Mackie Barch has been vocal about he and Culta’s opposition to home-grow and uncapped micro-grow licenses for Maryland’s adult-use industry. In a January 2019 interview for The Pivot, a podcast by the Baltimore Business Journal, Barch said “what we’ve seen in Oregon, Colorado and other places with large home grow programs is the cartels, other gang-related criminals move in and they abuse the law. And so, we have just seen too much — it just creates too much of an issue for the regulated industry and it is really not fair for us to have to play by the rules.”

In response to Barch’s perceived influence on SB 708, Maryland cannabis advocates and medical card holders are calling for a boycott of Culta products in April. 

“We are asking all medical cannabis patients in Maryland to not purchase Culta-brand products during the month of April because Culta owner Mackie Barch is using his wealth and political influence to delay the arrival of expanded personal freedom for the average citizen,” Maryland NORML’s Luke Jones said in a press release. “Our laws should facilitate safe business practices, not establish artificial monopolies.” 

Vertically integrated growers like Culta have enjoyed the exclusivity of Maryland’s medical cannabis market since its inception. By permitting microgrowers to participate in the adult-use industry, the price of cannabis would likely drive competition up and prices down as a result of the state’s larger supply of quality cannabis. 

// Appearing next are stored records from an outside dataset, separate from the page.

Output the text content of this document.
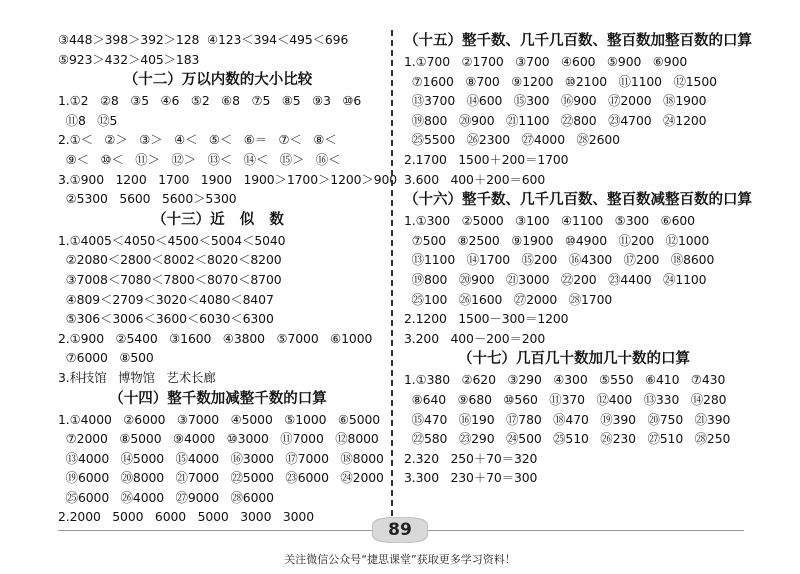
③448＞398＞392＞128  ④123＜394＜495＜696
⑤923＞432＞405＞183
（十二）万以内数的大小比较
1.①2   ②8   ③5   ④6   ⑤2   ⑥8   ⑦5   ⑧5   ⑨3   ⑩6
⑪8   ⑫5
2.①＜   ②＞   ③＞   ④＜   ⑤＜   ⑥＝   ⑦＜   ⑧＜
⑨＜   ⑩＜   ⑪＞   ⑫＞   ⑬＜   ⑭＜   ⑮＞   ⑯＜
3.①900   1200   1700   1900   1900＞1700＞1200＞900
②5300   5600   5600＞5300
（十三）近   似   数
1.①4005＜4050＜4500＜5004＜5040
②2080＜2800＜8002＜8020＜8200
③7008＜7080＜7800＜8070＜8700
④809＜2709＜3020＜4080＜8407
⑤306＜3006＜3600＜6030＜6300
2.①900   ②5400   ③1600   ④3800   ⑤7000   ⑥1000
⑦6000   ⑧500
3.科技馆   博物馆   艺术长廊
（十四）整千数加减整千数的口算
1.①4000   ②6000   ③7000   ④5000   ⑤1000   ⑥5000
⑦2000   ⑧5000   ⑨4000   ⑩3000   ⑪7000   ⑫8000
⑬4000   ⑭5000   ⑮4000   ⑯3000   ⑰7000   ⑱8000
⑲6000   ⑳8000   ㉑7000   ㉒5000   ㉓6000   ㉔2000
㉕6000   ㉖4000   ㉗9000   ㉘6000
2.2000   5000   6000   5000   3000   3000
（十五）整千数、几千几百数、整百数加整百数的口算
1.①700   ②1700   ③700   ④600   ⑤900   ⑥900
⑦1600   ⑧700   ⑨1200   ⑩2100   ⑪1100   ⑫1500
⑬3700   ⑭600   ⑮300   ⑯900   ⑰2000   ⑱1900
⑲800   ⑳900   ㉑1100   ㉒800   ㉓4700   ㉔1200
㉕5500   ㉖2300   ㉗4000   ㉘2600
2.1700   1500＋200＝1700
3.600   400＋200＝600
（十六）整千数、几千几百数、整百数减整百数的口算
1.①300   ②5000   ③100   ④1100   ⑤300   ⑥600
⑦500   ⑧2500   ⑨1900   ⑩4900   ⑪200   ⑫1000
⑬1100   ⑭1700   ⑮200   ⑯4300   ⑰200   ⑱8600
⑲800   ⑳900   ㉑3000   ㉒200   ㉓4400   ㉔1100
㉕100   ㉖1600   ㉗2000   ㉘1700
2.1200   1500－300＝1200
3.200   400－200＝200
（十七）几百几十数加几十数的口算
1.①380   ②620   ③290   ④300   ⑤550   ⑥410   ⑦430
⑧640   ⑨680   ⑩560   ⑪370   ⑫400   ⑬330   ⑭280
⑮470   ⑯190   ⑰780   ⑱470   ⑲390   ⑳750   ㉑390
㉒580   ㉓290   ㉔500   ㉕510   ㉖230   ㉗510   ㉘250
2.320   250＋70＝320
3.300   230＋70＝300
89
关注微信公众号“捷思课堂”获取更多学习资料！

Jones told The Outlaw Report boycott participants do not expect to make an outstanding impact on Culta’s April sales, but intend to raise awareness into Mackie Barch’s influence on this legislation.

Barch donated $5,000 to Sen. Feldman’s campaign in 2020 in addition to $6,000 and $2,500 to Senate President Bill Ferguson and Judicial Proceedings Vice Chair Jeff Waldstreicher, respectively, who both sponsored Feldman’s bill including the micro-grower cap. 

In an interview with The Outlaw Report, Jones claimed the actual reason that Barch and other medical cannabis industry leaders oppose home-grow and unlimited micro-grower provisions is because they would diminish their standing in the adult-use market after enjoying the protections of the limited license medical market. 

“[Culta] is using their status as an MMCC license holder to position themselves to dominate the adult use market, and then to intervene in legislation to that end,” Jones said.

MD NORML’s press release unpacked this claim further: “Mr. Barch has essentially admitted that Culta can’t survive without state-protected market access. He is the ring-leader and primary champion for the state licensed cannabis businesses seeking to maintain their state-sponsored monopoly status under the medical program and extend that favorable market position into the adult use market,” Jones said in a press release

In the The Pivot interview, Barch also expressed concerns that permitting home-grow and microgrowers would allow unsafe, untested and unregulated cannabis onto the streets and make it impossible to eliminate the illicit cannabis market.

However, until Maryland passes an adult-use legalization bill, untested and unregulated cannabis is the only option for the vast majority of cannabis users who still require the illicit market to buy products. 

His argument against home-grow legalization echoed other national industry leaders who oppose similar provisions in their state legalization bills. In December 2019, the New York Medical Cannabis Industry Association (NYMCIA) submitted a report to Governor Andrew Cuomo urging the governor to ban home-grow for the same reasons: dangerous products and a persisting illicit market. 

Melissa Moore, the New York state deputy director of the Drug Policy Alliance, said Barch’s argument doesn’t quite add up: “It’s really disingenuous to try to say that it would not be possible to eliminate the illicit market if we allow for home-grow. That certainly hasn’t been the experience of other states that allow home-grow.” 

Legal states have witnessed an illicit market boom bolstered by the legalization of cannabis—but not because of individuals legally growing up to six plants in their backyard. As previously reported by The Outlaw Report, the illicit market will persist post-legalization in Maryland as a consequence of expensive, taxed legal cannabis that many consumers will continue to buy at half the cost from the illicit market.